I like shoulder holsters and think they are very comfortable especially for a heavy gun. However they are pretty poor choices for conceal carry unless under a suit or button/zipped up coat. I seldom wear mine unless it is cold weather and I'm going to be outside with a jacket or hunting.


----------



## Glenn-SC (Sep 6, 2009)

I use a 5.11 Tactical Holster Shirt.

It wears under a T-shirt and holds anything from my 1911 to a PPK.

But it is "hot"! Not a SC Summer carry option.


----------



## Steve M1911A1 (Feb 6, 2008)

Your "chiefnpd" seems to indicate a cop. If that's true, you might get better feedback from your associates in the department. They might have more experience with daily shoulder-rig use than anyone else here.

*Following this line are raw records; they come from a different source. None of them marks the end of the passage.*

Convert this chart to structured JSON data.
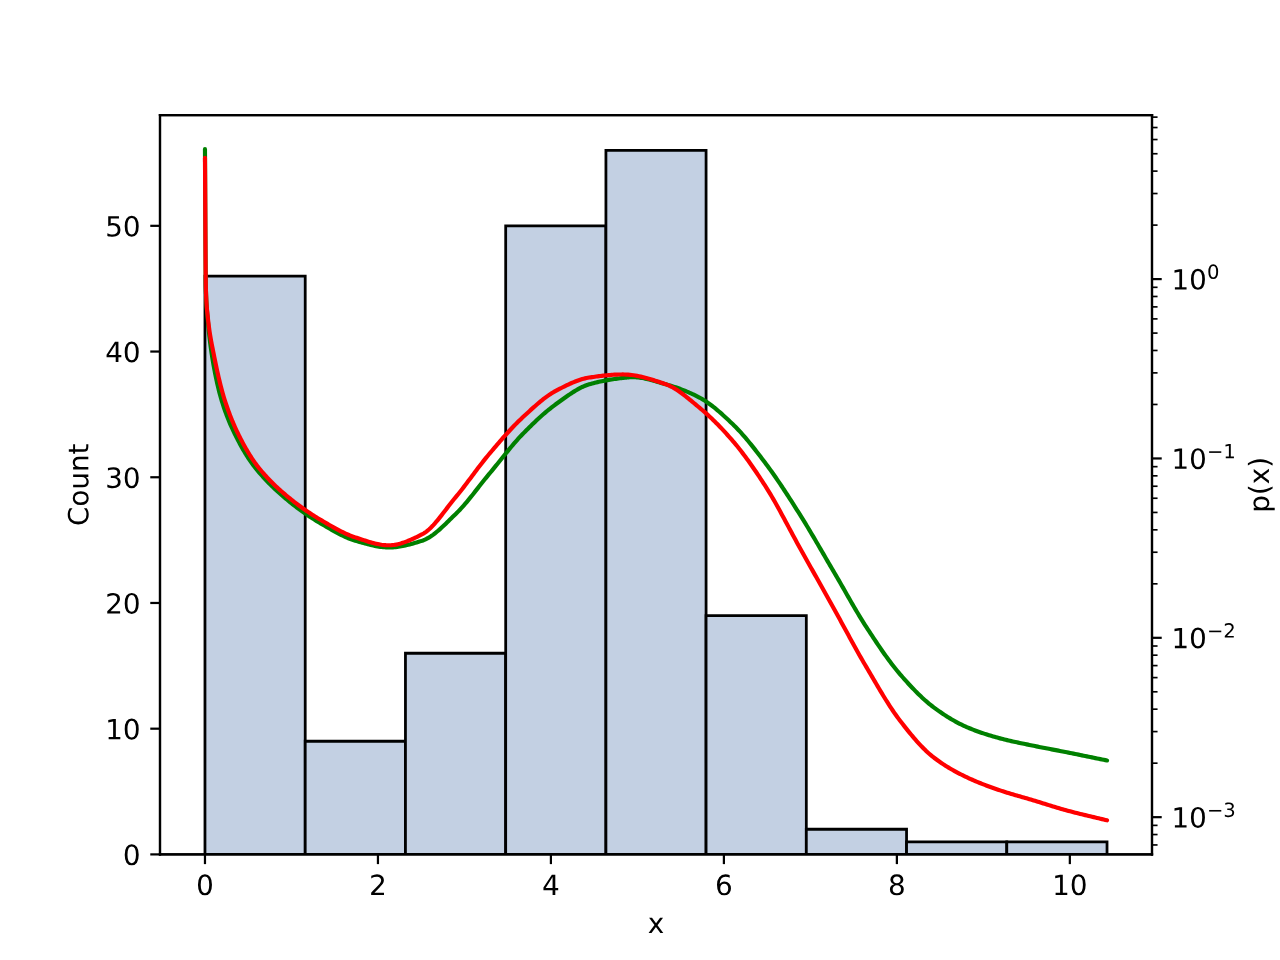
{
  "chart_data": {
    "type": "histogram",
    "xlabel": "x",
    "ylabel": "Count",
    "y2label": "p(x)",
    "log": "y2",
    "bins": [
      0,
      1.159,
      2.318,
      3.477,
      4.636,
      5.794,
      6.953,
      8.112,
      9.271,
      10.43
    ],
    "xlim": [
      -0.52,
      10.95
    ],
    "xticks": [
      0,
      2,
      4,
      6,
      8,
      10
    ],
    "ylim": [
      0,
      58.8
    ],
    "yticks": [
      0,
      10,
      20,
      30,
      40,
      50
    ],
    "y2lim": [
      0.00062,
      8.2
    ],
    "y2ticks": [
      {
        "value": 0.001,
        "label": "10$^{−3}$"
      },
      {
        "value": 0.01,
        "label": "10$^{−2}$"
      },
      {
        "value": 0.1,
        "label": "10$^{−1}$"
      },
      {
        "value": 1,
        "label": "10$^{0}$"
      }
    ],
    "series": [
      {
        "color": "#c3d0e3",
        "values": [
          46,
          9,
          16,
          50,
          56,
          19,
          2,
          1,
          1
        ]
      },
      {
        "type": "line",
        "axis": "y2",
        "color": "#008000",
        "x": [
          0,
          0.01,
          0.03,
          0.079,
          0.195,
          0.387,
          0.579,
          0.966,
          1.353,
          1.738,
          2.125,
          2.512,
          2.897,
          3.284,
          3.671,
          4.056,
          4.443,
          4.83,
          4.946,
          5.33,
          5.717,
          6.104,
          6.489,
          6.876,
          7.263,
          7.648,
          8.035,
          8.422,
          8.807,
          9.194,
          9.581,
          9.965,
          10.43
        ],
        "values": [
          5.3,
          0.895,
          0.614,
          0.38,
          0.209,
          0.125,
          0.0891,
          0.058,
          0.043,
          0.0348,
          0.0319,
          0.0348,
          0.0489,
          0.0817,
          0.1364,
          0.2004,
          0.259,
          0.281,
          0.284,
          0.259,
          0.2186,
          0.155,
          0.0929,
          0.0489,
          0.0237,
          0.01146,
          0.00628,
          0.00411,
          0.00318,
          0.00275,
          0.0025,
          0.0023,
          0.00207
        ]
      },
      {
        "type": "line",
        "axis": "y2",
        "color": "#ff0000",
        "x": [
          0,
          0.01,
          0.03,
          0.102,
          0.232,
          0.426,
          0.619,
          0.966,
          1.353,
          1.738,
          2.125,
          2.512,
          2.897,
          3.284,
          3.671,
          4.056,
          4.443,
          4.83,
          5.33,
          5.717,
          6.104,
          6.489,
          6.876,
          7.263,
          7.648,
          8.035,
          8.422,
          8.807,
          9.194,
          9.581,
          9.965,
          10.43
        ],
        "values": [
          4.74,
          0.895,
          0.63,
          0.38,
          0.209,
          0.125,
          0.0891,
          0.0607,
          0.045,
          0.0363,
          0.0328,
          0.0378,
          0.0607,
          0.1055,
          0.169,
          0.238,
          0.2825,
          0.294,
          0.259,
          0.192,
          0.125,
          0.069,
          0.0319,
          0.0148,
          0.00686,
          0.00346,
          0.00216,
          0.00167,
          0.00141,
          0.00124,
          0.00109,
          0.00096
        ]
      }
    ]
  }
}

In my slight experience, a shoulder rig causes slow presentations, and it's difficult to conceal unless you have your jackets specially altered.
That said, I direct you to Galco. They sell extremely fine factory-made leather goods. Click on: Galco holsters; Holsters; Gun holster, pistol holsters, western holsters, shoulder holsters, leather holster and Glock holsters


----------



## chiefnpd (Mar 18, 2010)

*chiefnpd*

I was a police officer for 26yrs. I have moved across the country so no longer have personal contacts. I live in So Cal. and was having trouble locating a shoulder holster for the cw9 with ct. Thanks for all the comments.


----------